Very nice, hope you sell tons of it..
Barbara


----------



## Guest (Mar 31, 2008)

Thanks! I have been here for 1 1/2 yrs. I sell really well, it has been a great location for me :biggrin

Christy


----------



## redskygal (Dec 30, 2007)

WOW! Nice display. Is that your shelf unit or did the store supply you with it? What is your backdrop? Also, do you mind sharing what kind of store it is?

Kelly


----------



## Whitney (Oct 27, 2007)

Very nice!


----------



## Guest (Apr 1, 2008)

Beautiful display Christy. It is the nicest one I've seen. I love how you have your products set out and WOW, what a selection!

Sara


----------



## Guest (Apr 1, 2008)

This is a HUGE High-end type of consignment store with over 300 vendors.

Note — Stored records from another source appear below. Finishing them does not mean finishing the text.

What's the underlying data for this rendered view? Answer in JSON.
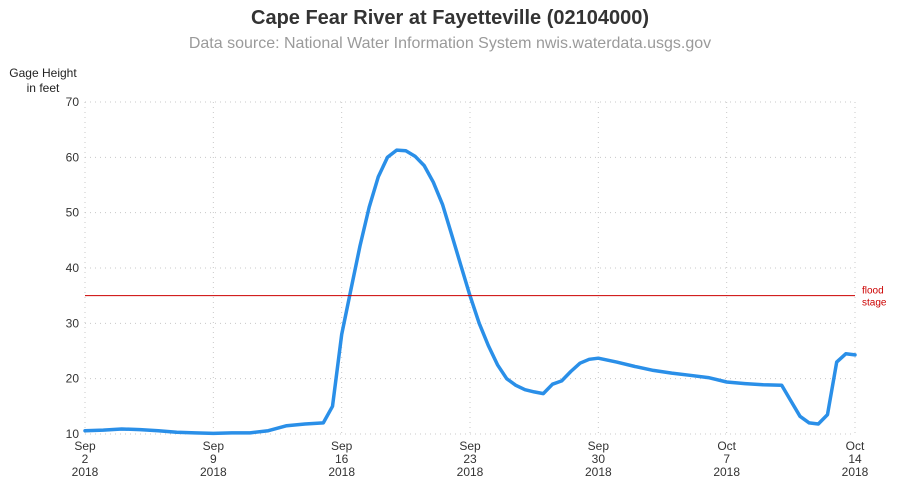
{
  "chart_data": {
    "type": "line",
    "title": "Cape Fear River at Fayetteville (02104000)",
    "subtitle": "Data source: National Water Information System nwis.waterdata.usgs.gov",
    "ylabel_lines": [
      "Gage Height",
      "in feet"
    ],
    "xlabel": "",
    "ylim": [
      10,
      70
    ],
    "yticks": [
      10,
      20,
      30,
      40,
      50,
      60,
      70
    ],
    "xlim": [
      "2018-09-02",
      "2018-10-14"
    ],
    "xticks": [
      {
        "date": "2018-09-02",
        "lines": [
          "Sep",
          "2",
          "2018"
        ]
      },
      {
        "date": "2018-09-09",
        "lines": [
          "Sep",
          "9",
          "2018"
        ]
      },
      {
        "date": "2018-09-16",
        "lines": [
          "Sep",
          "16",
          "2018"
        ]
      },
      {
        "date": "2018-09-23",
        "lines": [
          "Sep",
          "23",
          "2018"
        ]
      },
      {
        "date": "2018-09-30",
        "lines": [
          "Sep",
          "30",
          "2018"
        ]
      },
      {
        "date": "2018-10-07",
        "lines": [
          "Oct",
          "7",
          "2018"
        ]
      },
      {
        "date": "2018-10-14",
        "lines": [
          "Oct",
          "14",
          "2018"
        ]
      }
    ],
    "grid": "dotted",
    "series": [
      {
        "color": "#2a8fe8",
        "points": [
          [
            "2018-09-02",
            10.6
          ],
          [
            "2018-09-03",
            10.7
          ],
          [
            "2018-09-04",
            10.9
          ],
          [
            "2018-09-05",
            10.8
          ],
          [
            "2018-09-06",
            10.6
          ],
          [
            "2018-09-07",
            10.3
          ],
          [
            "2018-09-08",
            10.2
          ],
          [
            "2018-09-09",
            10.1
          ],
          [
            "2018-09-10",
            10.2
          ],
          [
            "2018-09-11",
            10.2
          ],
          [
            "2018-09-12",
            10.6
          ],
          [
            "2018-09-13",
            11.5
          ],
          [
            "2018-09-14",
            11.8
          ],
          [
            "2018-09-15",
            12.0
          ],
          [
            "2018-09-15 12:00",
            15.0
          ],
          [
            "2018-09-16",
            28.0
          ],
          [
            "2018-09-16 12:00",
            36.0
          ],
          [
            "2018-09-17",
            44.0
          ],
          [
            "2018-09-17 12:00",
            51.0
          ],
          [
            "2018-09-18",
            56.5
          ],
          [
            "2018-09-18 12:00",
            60.0
          ],
          [
            "2018-09-19",
            61.3
          ],
          [
            "2018-09-19 12:00",
            61.2
          ],
          [
            "2018-09-20",
            60.2
          ],
          [
            "2018-09-20 12:00",
            58.5
          ],
          [
            "2018-09-21",
            55.5
          ],
          [
            "2018-09-21 12:00",
            51.5
          ],
          [
            "2018-09-22",
            46.0
          ],
          [
            "2018-09-22 12:00",
            40.5
          ],
          [
            "2018-09-23",
            35.0
          ],
          [
            "2018-09-23 12:00",
            30.0
          ],
          [
            "2018-09-24",
            26.0
          ],
          [
            "2018-09-24 12:00",
            22.5
          ],
          [
            "2018-09-25",
            20.0
          ],
          [
            "2018-09-25 12:00",
            18.8
          ],
          [
            "2018-09-26",
            18.0
          ],
          [
            "2018-09-26 12:00",
            17.6
          ],
          [
            "2018-09-27",
            17.3
          ],
          [
            "2018-09-27 12:00",
            19.0
          ],
          [
            "2018-09-28",
            19.6
          ],
          [
            "2018-09-28 12:00",
            21.3
          ],
          [
            "2018-09-29",
            22.8
          ],
          [
            "2018-09-29 12:00",
            23.5
          ],
          [
            "2018-09-30",
            23.7
          ],
          [
            "2018-10-01",
            23.0
          ],
          [
            "2018-10-02",
            22.2
          ],
          [
            "2018-10-03",
            21.5
          ],
          [
            "2018-10-04",
            21.0
          ],
          [
            "2018-10-05",
            20.6
          ],
          [
            "2018-10-06",
            20.2
          ],
          [
            "2018-10-07",
            19.4
          ],
          [
            "2018-10-08",
            19.1
          ],
          [
            "2018-10-09",
            18.9
          ],
          [
            "2018-10-10",
            18.8
          ],
          [
            "2018-10-10 12:00",
            16.0
          ],
          [
            "2018-10-11",
            13.2
          ],
          [
            "2018-10-11 12:00",
            12.0
          ],
          [
            "2018-10-12",
            11.8
          ],
          [
            "2018-10-12 12:00",
            13.5
          ],
          [
            "2018-10-13",
            23.0
          ],
          [
            "2018-10-13 12:00",
            24.5
          ],
          [
            "2018-10-14",
            24.3
          ]
        ]
      }
    ],
    "reference_line": {
      "y": 35,
      "color": "#cc0000",
      "label_lines": [
        "flood",
        "stage"
      ]
    }
  }
}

The shelf was provided. The back drop is peg board. I pay $44/mo for this shelf plus 10% of my sales. This store is on I-29 and has billboard advertising. It is a major shopping hot spot!!

Christy


----------



## Guest (Apr 1, 2008)

> WOW, what a selection!


I have a serious soaping addiction :lol

Christy


----------



## Guest (Apr 1, 2008)

cmharris6002 said:


> I have a serious soaping addiction :lol
> Christy


Yeah, tell me about it... now I've added a lotion addiction to my list of things I can't do without. Hmmmm, wonder who helped me start that habit! 

Sara


----------



## kidsngarden (Oct 28, 2007)

WOW!!! What a cool display...I know what you mean about addiction. here I had narrowed down my fragrances and I am back up to 30 soap fragrances again...sigh


----------



## Guest (Apr 1, 2008)

Sara I LOVE you lotion :biggrin

You need to get yourself a store like this so you can get it to the people! I have 266 bars of soap in this display. I bet you have more soap than that sitting around your house :rofl


----------



## Bilrite Farms (Oct 26, 2007)

I KNOW Sara has more soap than that sitting around her house. 
I should have taken photos... could have used them to blackmail her for more soap!

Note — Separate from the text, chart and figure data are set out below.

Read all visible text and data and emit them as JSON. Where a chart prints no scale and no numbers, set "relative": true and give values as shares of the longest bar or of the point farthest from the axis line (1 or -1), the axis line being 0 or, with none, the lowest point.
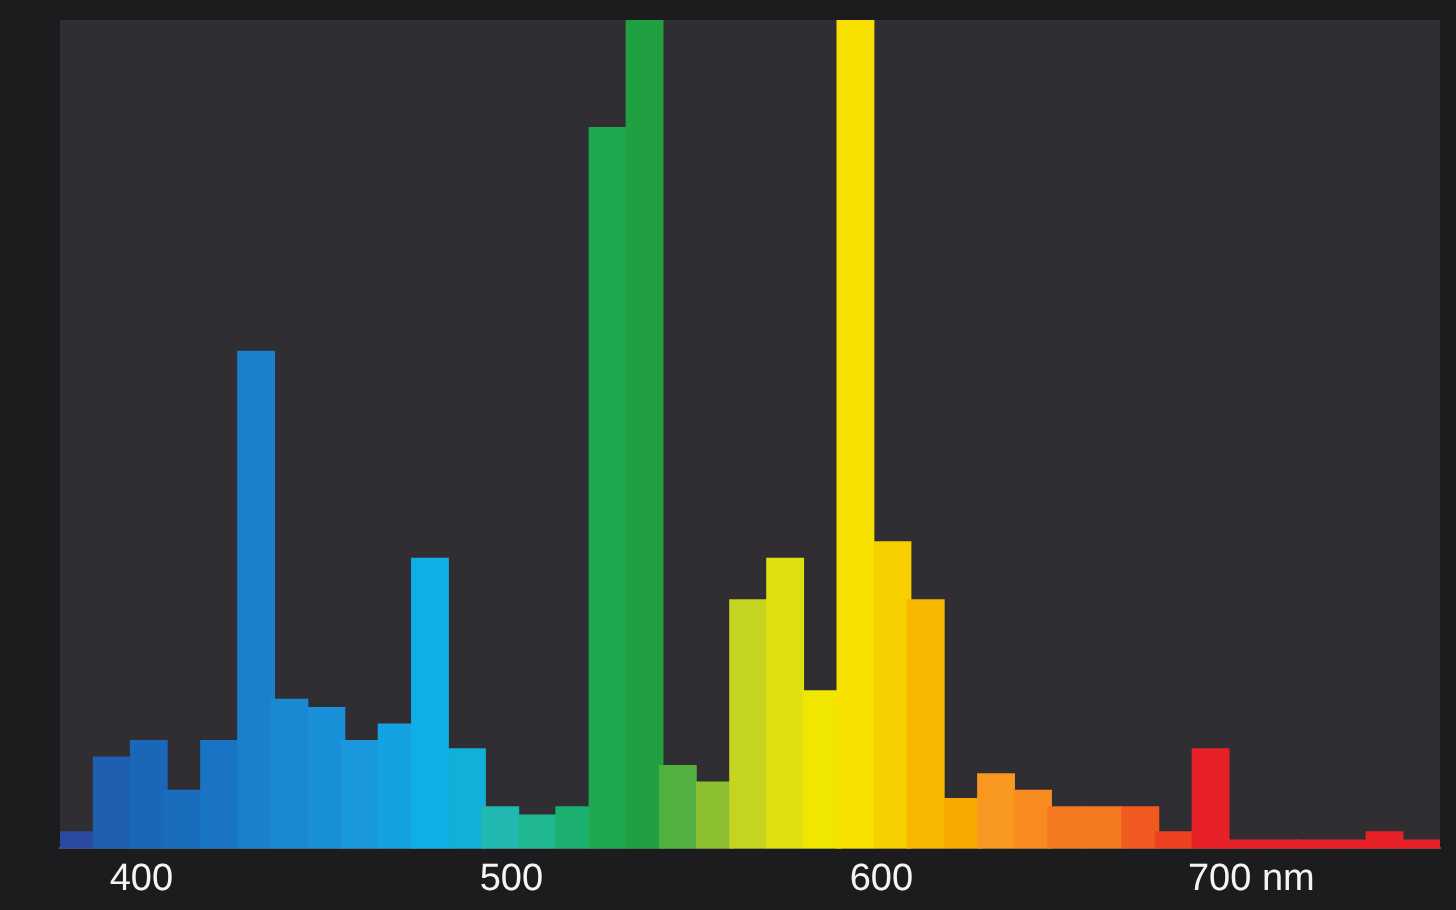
{
  "chart_data": {
    "type": "bar",
    "relative": true,
    "x": [
      383,
      392,
      402,
      411,
      421,
      431,
      440,
      450,
      459,
      469,
      478,
      488,
      497,
      507,
      517,
      526,
      536,
      545,
      555,
      564,
      574,
      584,
      593,
      603,
      612,
      622,
      631,
      641,
      650,
      660,
      670,
      679,
      689,
      698,
      708,
      717,
      727,
      736,
      746
    ],
    "values": [
      0.02,
      0.11,
      0.13,
      0.07,
      0.13,
      0.6,
      0.18,
      0.17,
      0.13,
      0.15,
      0.35,
      0.12,
      0.05,
      0.04,
      0.05,
      0.87,
      1,
      0.1,
      0.08,
      0.3,
      0.35,
      0.19,
      1,
      0.37,
      0.3,
      0.06,
      0.09,
      0.07,
      0.05,
      0.05,
      0.05,
      0.02,
      0.12,
      0.01,
      0.01,
      0.01,
      0.01,
      0.02,
      0.01
    ],
    "colors": [
      "#2a4aa0",
      "#1e5fb0",
      "#1a66b8",
      "#1a6cbc",
      "#1a74c4",
      "#1a80cc",
      "#1a88d2",
      "#1a90d8",
      "#1a98de",
      "#14a2e2",
      "#10aee6",
      "#10b0d8",
      "#20b8b0",
      "#20b890",
      "#1cb070",
      "#20a850",
      "#20a040",
      "#50b040",
      "#8cc030",
      "#c4d420",
      "#e0e010",
      "#f0e600",
      "#f8e000",
      "#f8d000",
      "#f8b800",
      "#f8a800",
      "#f89820",
      "#f88c20",
      "#f47820",
      "#f47820",
      "#f05a20",
      "#ec4020",
      "#e82028",
      "#e82028",
      "#e82028",
      "#e82028",
      "#e82028",
      "#e82028",
      "#e82028"
    ],
    "xlim": [
      378,
      751
    ],
    "xticks": [
      400,
      500,
      600,
      {
        "value": 700,
        "label": "700 nm"
      }
    ]
  }
}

Very eye-catching display Christy. Where along I-29? We've traveled that route
south more than once. This store sounds like it would be a fun stop!

Trisha


----------



## Guest (Apr 1, 2008)

Yes, it is a great place to stop and shop!

The Rusty Chandelier 
Corner of I-29 & business Hwy 71
St. Joseph Missouri


----------



## Ravens Haven (Oct 26, 2007)

AWESOME display...Great work..


----------



## Sondra (Oct 25, 2007)

Hey will have to ck that out next time I'm in St Jo my nieces live there. Beautiful display Christine.


----------



## Sondra (Oct 25, 2007)

Christy what is the name of this store?? in St JO?? Sis is going this weekend.


----------



## Guest (Jun 10, 2008)

The Rusty Chandelier 
Corner of I-29 & business Hwy 71
St. Joseph Missouri

Sara


----------



## Sondra (Oct 25, 2007)

WELL duh Thanks Sara I looked and looked but didn't see it and now I see it twice.


----------



## Kalne (Oct 25, 2007)

Wonderful display! We are in St. Joe from time to time....will have to jot this down and put it in my purse so I can look for it.


----------



## Cotton Eyed Does (Oct 26, 2007)

How pretty. I can almost smell all those wonderful scents from here.


----------



## Nancy (Oct 25, 2007)

Looks really nice.


----------



## Belle (Oct 26, 2007)

This is a beautiful display and I love the selection!


----------